Else est un film que j'aurais pu ne pas voir : français et onirique, ça ne tombe généralement pas loin de pédant et raté, pour moi. Je me suis laissée convaincre grâce à l'ambiance du festival de Gerardmer ("Si on n'est pas là pour voir des trucs expérimentaux, à quoi bon ?" C'est vrai, ça. Je vous le demande : à quoi bon ?). Je l'ai ajouté à mon programme un peu à reculons, aidée par le fait qu'il était en compétition et qu'on est pas à l'abri d'une bonne surprise.
Je ne regrette rien.
La première moitié, ancrée dans le réel, est appuyée par des personnages relativement bien écrits et campés par des acteurs convaincants. On n'échappe pas au trope de la manic pixie dream girl via le personnage de Cass, c'est vrai. Mais j'arrive à y croire à cette fille un peu tarée travaillant avec des enfants handicapés et qui se fout des conventions sociales. En opposition, Matthieu Sampeur - qui m'a touchée avec son physique à la Ben Mazué plus jeune - personnalise le trouble anxieux généralisé avec justesse et subtilité (contrairement au prénom du personnage, Anx, qui ne fait pas dans la subtilité !).
La relation de ces deux archétypes fonctionne étrangement bien (j'ai même eu une petite larme à l’œil à un moment) et je me suis laissée emporter par leur histoire, comme si je jouais avec eux sous des couvertures à se faire croire qu'il y a des monstres dehors.
Comment lesdits monstres prennent-ils vie dans le métrage, d'ailleurs ? A travers des visuels inédits et pleins d'imagination, le fantastique s'immisce lentement dans le quotidien. Le film est peut-être un peu long dans sa deuxième partie, avec ses effets de claustrophobie progressive que j'ai trouvés légèrement redondants. Mais j'ai été emportée par la fin et son décalage visuel avec le reste de l'histoire.

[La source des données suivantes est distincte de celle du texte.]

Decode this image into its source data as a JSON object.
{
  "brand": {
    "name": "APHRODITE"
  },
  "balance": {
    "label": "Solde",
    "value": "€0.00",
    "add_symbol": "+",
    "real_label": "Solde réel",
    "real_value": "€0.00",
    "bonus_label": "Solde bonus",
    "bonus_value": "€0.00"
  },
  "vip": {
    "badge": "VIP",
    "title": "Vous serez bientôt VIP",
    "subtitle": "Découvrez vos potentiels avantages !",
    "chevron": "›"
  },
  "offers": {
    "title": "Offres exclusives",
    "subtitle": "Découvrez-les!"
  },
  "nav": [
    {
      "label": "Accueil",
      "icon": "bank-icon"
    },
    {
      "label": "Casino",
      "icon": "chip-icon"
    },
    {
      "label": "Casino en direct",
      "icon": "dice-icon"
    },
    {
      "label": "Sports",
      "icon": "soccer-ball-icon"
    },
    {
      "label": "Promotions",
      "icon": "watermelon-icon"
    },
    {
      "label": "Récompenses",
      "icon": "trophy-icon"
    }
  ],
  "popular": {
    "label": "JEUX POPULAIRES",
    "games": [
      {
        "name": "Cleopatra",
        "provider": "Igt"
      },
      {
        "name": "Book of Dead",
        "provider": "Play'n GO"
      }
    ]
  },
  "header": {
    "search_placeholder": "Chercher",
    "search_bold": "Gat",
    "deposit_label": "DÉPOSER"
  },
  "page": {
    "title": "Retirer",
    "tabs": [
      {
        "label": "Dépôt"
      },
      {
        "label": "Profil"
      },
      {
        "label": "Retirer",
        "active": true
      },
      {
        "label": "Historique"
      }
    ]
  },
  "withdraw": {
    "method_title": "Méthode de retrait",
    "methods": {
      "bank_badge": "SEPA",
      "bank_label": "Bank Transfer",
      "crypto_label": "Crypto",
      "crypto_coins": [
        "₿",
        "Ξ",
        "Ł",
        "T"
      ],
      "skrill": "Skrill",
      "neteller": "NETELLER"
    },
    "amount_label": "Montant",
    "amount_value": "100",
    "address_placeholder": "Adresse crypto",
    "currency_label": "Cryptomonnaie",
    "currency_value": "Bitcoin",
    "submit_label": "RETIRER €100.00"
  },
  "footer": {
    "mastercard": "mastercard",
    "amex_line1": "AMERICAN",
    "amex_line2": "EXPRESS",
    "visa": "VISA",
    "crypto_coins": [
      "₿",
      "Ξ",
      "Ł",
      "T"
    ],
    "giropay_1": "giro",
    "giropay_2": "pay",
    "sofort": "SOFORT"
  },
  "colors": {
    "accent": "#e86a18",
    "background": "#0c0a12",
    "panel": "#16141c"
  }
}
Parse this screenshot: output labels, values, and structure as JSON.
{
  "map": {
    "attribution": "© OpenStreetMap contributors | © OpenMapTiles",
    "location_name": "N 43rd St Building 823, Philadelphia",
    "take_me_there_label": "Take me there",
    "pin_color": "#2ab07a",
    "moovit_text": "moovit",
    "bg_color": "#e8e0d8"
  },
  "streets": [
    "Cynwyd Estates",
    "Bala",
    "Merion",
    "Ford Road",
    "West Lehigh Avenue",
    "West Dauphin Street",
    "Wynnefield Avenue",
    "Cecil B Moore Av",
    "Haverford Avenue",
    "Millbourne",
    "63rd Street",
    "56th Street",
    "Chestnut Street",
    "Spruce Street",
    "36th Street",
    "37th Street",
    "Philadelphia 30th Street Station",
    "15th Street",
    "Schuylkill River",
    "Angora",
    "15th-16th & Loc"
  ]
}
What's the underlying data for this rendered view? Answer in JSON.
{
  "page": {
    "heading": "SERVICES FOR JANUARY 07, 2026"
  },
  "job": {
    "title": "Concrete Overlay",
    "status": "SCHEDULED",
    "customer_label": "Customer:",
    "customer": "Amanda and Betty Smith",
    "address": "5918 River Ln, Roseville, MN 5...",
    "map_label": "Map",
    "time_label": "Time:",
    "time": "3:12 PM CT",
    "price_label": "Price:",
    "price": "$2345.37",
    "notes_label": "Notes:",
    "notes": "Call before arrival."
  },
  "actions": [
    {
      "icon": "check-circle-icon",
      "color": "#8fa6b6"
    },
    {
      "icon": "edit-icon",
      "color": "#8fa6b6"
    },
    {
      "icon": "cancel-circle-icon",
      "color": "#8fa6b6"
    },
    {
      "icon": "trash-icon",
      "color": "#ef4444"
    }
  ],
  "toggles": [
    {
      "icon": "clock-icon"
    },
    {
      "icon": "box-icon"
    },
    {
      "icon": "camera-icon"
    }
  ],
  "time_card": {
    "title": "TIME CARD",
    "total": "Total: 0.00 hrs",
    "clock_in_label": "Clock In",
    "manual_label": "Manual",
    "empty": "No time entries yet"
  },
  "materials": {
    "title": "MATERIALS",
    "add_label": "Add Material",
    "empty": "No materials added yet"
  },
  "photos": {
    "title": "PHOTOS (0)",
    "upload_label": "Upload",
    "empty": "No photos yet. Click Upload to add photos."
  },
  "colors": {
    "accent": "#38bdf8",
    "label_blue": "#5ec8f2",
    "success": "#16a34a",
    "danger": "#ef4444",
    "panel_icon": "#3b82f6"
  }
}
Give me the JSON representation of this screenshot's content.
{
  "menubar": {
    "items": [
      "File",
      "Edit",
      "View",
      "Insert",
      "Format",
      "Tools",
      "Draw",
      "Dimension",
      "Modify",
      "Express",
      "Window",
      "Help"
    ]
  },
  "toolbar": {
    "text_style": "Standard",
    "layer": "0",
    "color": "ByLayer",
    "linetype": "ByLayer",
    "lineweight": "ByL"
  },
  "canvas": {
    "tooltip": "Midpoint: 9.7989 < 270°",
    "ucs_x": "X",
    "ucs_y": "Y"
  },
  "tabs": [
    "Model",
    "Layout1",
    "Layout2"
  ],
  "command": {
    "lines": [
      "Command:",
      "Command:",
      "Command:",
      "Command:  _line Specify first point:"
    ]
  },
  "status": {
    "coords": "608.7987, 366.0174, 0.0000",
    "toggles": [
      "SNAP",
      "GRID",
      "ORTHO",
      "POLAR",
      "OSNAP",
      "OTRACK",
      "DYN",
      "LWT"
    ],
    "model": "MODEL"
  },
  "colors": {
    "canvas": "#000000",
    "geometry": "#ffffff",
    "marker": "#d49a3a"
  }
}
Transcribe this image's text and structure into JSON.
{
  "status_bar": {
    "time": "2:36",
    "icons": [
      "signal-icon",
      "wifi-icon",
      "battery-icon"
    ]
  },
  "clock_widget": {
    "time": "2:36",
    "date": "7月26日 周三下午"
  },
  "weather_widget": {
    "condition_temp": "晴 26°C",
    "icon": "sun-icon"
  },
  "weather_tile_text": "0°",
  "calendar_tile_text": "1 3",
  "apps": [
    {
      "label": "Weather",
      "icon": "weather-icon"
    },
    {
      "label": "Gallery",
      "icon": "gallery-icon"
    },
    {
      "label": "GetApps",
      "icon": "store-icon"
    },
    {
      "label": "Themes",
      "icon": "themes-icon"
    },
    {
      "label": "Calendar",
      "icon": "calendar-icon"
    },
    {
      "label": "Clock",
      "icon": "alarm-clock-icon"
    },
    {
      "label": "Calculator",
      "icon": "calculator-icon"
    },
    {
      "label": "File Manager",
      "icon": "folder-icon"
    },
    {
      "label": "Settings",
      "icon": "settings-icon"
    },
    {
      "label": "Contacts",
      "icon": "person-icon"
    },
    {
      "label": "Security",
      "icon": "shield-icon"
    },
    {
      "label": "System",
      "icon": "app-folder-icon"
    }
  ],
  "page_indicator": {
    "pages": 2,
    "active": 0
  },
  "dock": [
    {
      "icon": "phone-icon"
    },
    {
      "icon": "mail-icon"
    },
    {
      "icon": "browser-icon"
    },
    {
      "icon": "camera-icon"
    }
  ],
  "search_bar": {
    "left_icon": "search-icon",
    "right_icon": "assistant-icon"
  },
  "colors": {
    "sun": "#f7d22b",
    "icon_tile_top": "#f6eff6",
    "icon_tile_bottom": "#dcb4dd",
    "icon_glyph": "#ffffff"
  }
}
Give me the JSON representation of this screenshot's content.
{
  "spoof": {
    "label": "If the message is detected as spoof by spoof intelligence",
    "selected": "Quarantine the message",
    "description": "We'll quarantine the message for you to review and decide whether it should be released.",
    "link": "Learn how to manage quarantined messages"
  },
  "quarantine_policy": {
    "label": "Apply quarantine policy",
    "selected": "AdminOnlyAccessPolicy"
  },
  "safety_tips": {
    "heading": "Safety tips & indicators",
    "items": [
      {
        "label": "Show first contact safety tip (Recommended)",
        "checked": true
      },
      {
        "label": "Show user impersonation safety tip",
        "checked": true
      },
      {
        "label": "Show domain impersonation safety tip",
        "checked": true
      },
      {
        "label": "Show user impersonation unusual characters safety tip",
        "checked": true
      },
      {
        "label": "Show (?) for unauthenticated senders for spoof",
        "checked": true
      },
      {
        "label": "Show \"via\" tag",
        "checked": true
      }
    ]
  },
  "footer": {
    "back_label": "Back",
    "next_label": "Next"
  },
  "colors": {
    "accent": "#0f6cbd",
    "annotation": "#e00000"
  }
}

Perfect Sense a été évoqué lors des conversations post-visionnage et, en tant que grande fan du film de David Mackenzie, je valide la filiation. A la sortie, j'étais moi-même étonnée d'avoir été autant séduite par la proposition, qui n'avait pas grand-chose pour me plaire sur le papier. Thibault Emin nous offre un film onirique et inédit, en se payant le luxe de jouer avec des personnages tropesques et une histoire d'épidémie, en fucking 2025. C'est impressionnant. Enfin, même si elle est amenée de manière un peu pataude, j'ai aimé la réflexion proposée sur l'évolution et l'adaptabilité de chaque créature.